Tribunal Administratif de Cergy-Pontoise — Décision N° TA95-2212204

vendredi 9 février 2024

JuridictionTribunal Administratif de Cergy-Pontoise
SectionTribunal Administratif de Cergy-Pontoise
N° DossierTA95-2212204
TypeDécision
RecoursExcès de pouvoir
PublicationC
Formation5ème Chambre
Avocat requérantJASLET

Texte intégral

Vu la procédure suivante :

Par une requête enregistrée le 6 septembre 2022, M. A B, représenté par Me Jaslet, avocate, demande au Tribunal :

1°) d'annuler la décision, en date du 31 août 2022, par laquelle la directrice territoriale de l'Office français de l'immigration et de l'intégration à Montrouge a prononcé la cessation de ses conditions matérielles d'accueil ;

2°) d'enjoindre à l'Office français de l'immigration et de l'intégration de le rétablir dans ses droits à l'allocation pour demandeur d'asile à compter de l'interruption du versement de cette allocation, dans un délai de sept jours à compter de la décision à intervenir, sous astreinte de 100 euros par jour de retard ;

3°) de mettre à la charge de l'Office français de l'immigration et de l'intégration une somme de 1 200 euros à verser à son conseil, en application des dispositions des articles L. 761-1 du code de justice administrative et 37 de la loi du 10 juillet 1991.
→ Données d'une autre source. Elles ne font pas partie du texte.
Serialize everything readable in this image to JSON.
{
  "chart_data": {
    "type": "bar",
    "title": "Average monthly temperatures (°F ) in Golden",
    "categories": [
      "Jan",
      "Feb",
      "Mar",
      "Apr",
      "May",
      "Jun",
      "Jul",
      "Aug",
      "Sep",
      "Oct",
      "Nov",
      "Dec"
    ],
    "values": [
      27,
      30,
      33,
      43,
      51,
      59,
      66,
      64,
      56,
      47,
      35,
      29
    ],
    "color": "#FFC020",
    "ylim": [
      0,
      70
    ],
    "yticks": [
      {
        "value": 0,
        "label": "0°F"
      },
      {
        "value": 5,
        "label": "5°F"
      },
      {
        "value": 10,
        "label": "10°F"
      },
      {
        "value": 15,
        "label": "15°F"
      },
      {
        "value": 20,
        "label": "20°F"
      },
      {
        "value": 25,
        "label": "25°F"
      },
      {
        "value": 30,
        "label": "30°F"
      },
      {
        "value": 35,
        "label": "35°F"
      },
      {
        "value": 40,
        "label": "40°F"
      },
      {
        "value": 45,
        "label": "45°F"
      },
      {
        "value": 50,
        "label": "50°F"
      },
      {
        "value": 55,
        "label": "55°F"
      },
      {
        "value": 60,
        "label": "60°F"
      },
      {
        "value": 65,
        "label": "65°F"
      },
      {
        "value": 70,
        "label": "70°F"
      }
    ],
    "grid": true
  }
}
M. B soutient que la décision contestée :

- n'est pas suffisamment motivée ;

- est entachée d'un défaut d'examen sérieux de sa situation ;

- est entachée d'un vice de procédure tiré de la méconnaissance des articles L. 551-16 et D. 551-18 du code de l'entrée et du séjour des étrangers et du droit d'asile, dès lors qu'il n'a pas été mis en mesure de présenter préalablement à son intervention ses observations écrites dans un délai de quinze jours ;

- est entachée d'un vice de procédure tiré de la méconnaissance des articles L. 551-9 et suivants du code de l'entrée et du séjour des étrangers et du droit d'asile ainsi que des articles R. 551-23 et D. 551-16 du même code ;

- a été prise sur une procédure irrégulière tirée de la méconnaissance des articles L. 522 1 et suivants du code de l'entrée et du séjour des étrangers et du droit d'asile, en l'absence d'entretien personnel d'évaluation de vulnérabilité ;

- est entachée d'une erreur de fait ;

- méconnaît l'article L. 551-16 du code de l'entrée et du séjour des étrangers et du droit d'asile ;

- est entachée d'une erreur manifeste d'appréciation.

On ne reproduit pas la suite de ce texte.